The association of late‐life volunteering with cognitive function and cognitive decline in the KHANDLE and STAR cohorts

Yi Lor, Marianne Chanti‐Ketterl, Emily Hokett, Evan Fletcher, Zvinka Zlatar, Paola Gilsanz, Elizabeth Rose Mayeda, M. Maria Glymour, Lisa L. Barnes, Rachel A. Whitmer
  • Psychiatry and Mental health
  • Cellular and Molecular Neuroscience
  • Geriatrics and Gerontology
  • Neurology (clinical)
  • Developmental Neuroscience
  • Health Policy
  • Epidemiology

Abstract

Background

Prior studies have shown that volunteering in late life is associated with better physical health, social activity, and cognition, but the bulk of evidence is limited to non‐Latino White or Asian populations. The purpose of this analysis was to determine whether volunteering is associated with differences in domain‐specific cognition or cognitive change in a diverse cohort.

Method

Kaiser Healthy Aging and Diverse Life Experiences Study (KHANDLE) and Study of Healthy Aging in African Americans (STAR) are harmonized cohort studies of long‐term Kaiser Permanente members ages + and 50+ respectively, consisting of 48% Black, 20% White, 17% Asian, and 14% Latinx individuals. Participants self‐reported performing volunteer work for the 12 months prior to baseline for religious, educational, health‐related, or charity organizations. Executive function (EF) and verbal episodic memory (VEM) were measured across three waves using the Spanish and English Neuropsychological Assessment Scales (SENAS) and scores were z‐standardized to the baseline. Linear mixed‐models with random intercepts and slopes evaluated the association of volunteering with baseline cognition and cognitive change over 3 visits (mean follow‐up = 1.2 years) with years since baseline as the timescale and adjusting for baseline age, sex, education, income, practice effects, and interview mode (phone vs in‐person)

Result

Of the 2476 participants with average baseline age of 73.7 (SD = 8.2) years, 1167 (42.3%) had volunteered in the 12 months prior to baseline (Table 1). Those who volunteered had on average higher baseline EF (β = 0.184; CI = 0.110, 0.257) and VEM (β = 0.114; CI = 0.040, 0.189) compared to those who did not report volunteering (Table 2, Model 2).
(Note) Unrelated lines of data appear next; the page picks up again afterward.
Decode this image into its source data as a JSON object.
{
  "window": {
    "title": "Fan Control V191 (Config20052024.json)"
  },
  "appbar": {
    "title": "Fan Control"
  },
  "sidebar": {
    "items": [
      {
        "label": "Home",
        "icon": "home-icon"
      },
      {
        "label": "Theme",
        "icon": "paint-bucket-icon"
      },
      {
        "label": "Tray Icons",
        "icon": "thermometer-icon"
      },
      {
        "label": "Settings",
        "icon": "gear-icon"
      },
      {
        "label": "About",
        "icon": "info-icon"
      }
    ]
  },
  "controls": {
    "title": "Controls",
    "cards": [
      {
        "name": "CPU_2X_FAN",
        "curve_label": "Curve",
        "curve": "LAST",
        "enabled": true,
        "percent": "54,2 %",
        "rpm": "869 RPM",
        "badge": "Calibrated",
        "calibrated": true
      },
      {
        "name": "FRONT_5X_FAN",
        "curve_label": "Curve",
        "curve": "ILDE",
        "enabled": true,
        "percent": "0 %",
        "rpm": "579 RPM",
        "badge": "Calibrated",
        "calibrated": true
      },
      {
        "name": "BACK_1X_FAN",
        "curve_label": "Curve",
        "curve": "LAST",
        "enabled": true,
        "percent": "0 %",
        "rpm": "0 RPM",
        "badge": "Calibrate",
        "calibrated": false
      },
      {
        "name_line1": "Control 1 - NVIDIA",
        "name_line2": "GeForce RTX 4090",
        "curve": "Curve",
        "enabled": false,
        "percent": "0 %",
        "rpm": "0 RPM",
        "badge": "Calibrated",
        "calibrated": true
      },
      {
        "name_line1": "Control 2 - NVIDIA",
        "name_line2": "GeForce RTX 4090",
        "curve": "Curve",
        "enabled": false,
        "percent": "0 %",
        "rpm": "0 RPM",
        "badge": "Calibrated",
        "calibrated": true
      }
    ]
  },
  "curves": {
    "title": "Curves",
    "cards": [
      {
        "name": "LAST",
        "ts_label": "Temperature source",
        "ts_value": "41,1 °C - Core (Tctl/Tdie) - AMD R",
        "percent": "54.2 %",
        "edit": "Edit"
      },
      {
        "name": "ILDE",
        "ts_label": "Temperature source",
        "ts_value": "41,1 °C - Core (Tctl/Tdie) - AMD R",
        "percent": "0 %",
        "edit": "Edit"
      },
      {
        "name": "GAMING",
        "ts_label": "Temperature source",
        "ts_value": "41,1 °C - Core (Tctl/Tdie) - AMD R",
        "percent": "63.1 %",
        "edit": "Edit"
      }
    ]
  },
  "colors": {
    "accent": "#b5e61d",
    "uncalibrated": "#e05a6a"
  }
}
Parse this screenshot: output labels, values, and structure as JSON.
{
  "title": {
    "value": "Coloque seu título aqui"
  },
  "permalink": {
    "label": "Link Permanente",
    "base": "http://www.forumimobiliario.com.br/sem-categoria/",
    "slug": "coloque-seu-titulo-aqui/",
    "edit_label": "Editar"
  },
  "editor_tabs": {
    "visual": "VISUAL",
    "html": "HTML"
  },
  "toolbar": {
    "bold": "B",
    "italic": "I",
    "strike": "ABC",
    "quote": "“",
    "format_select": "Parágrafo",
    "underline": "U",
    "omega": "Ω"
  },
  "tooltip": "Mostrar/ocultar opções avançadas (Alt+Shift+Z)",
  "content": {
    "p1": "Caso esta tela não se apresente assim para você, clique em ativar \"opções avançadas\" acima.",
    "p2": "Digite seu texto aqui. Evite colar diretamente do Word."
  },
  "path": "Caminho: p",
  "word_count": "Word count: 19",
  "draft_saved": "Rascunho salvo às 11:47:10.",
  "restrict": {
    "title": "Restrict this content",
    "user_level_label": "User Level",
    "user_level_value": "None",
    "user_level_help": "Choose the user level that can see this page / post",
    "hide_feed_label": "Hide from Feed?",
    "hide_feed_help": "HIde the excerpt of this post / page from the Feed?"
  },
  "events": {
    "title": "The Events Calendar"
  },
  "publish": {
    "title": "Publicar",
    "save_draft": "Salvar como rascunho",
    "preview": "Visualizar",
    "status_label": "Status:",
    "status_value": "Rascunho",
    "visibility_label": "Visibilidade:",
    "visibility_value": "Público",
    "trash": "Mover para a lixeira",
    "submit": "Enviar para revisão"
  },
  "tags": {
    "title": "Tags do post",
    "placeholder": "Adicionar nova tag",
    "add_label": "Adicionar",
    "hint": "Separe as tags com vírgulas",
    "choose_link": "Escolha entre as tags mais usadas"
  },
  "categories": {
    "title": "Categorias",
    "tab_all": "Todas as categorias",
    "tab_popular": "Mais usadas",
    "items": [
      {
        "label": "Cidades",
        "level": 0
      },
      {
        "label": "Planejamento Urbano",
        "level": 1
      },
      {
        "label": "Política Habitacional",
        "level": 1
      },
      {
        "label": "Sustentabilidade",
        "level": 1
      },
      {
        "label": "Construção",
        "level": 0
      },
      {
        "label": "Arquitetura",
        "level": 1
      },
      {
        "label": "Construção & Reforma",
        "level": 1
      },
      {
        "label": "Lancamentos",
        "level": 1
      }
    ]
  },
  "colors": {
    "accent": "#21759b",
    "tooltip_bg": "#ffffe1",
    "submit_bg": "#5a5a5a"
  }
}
There were no statistically significant associations of volunteering and EF or VEM decline, though the direction of the associations suggested that those who volunteered had slower cognitive decline than those who did not volunteer.

Conclusion

In this diverse cohort, volunteering was associated with significantly higher baseline cognition, and suggested to be associated with less cognitive change over an average of 1.2 years, though not statistically significant. With additional follow up, we will examine whether volunteering is protective against cognitive impairment, and how physical and mental health may mediate this relationship.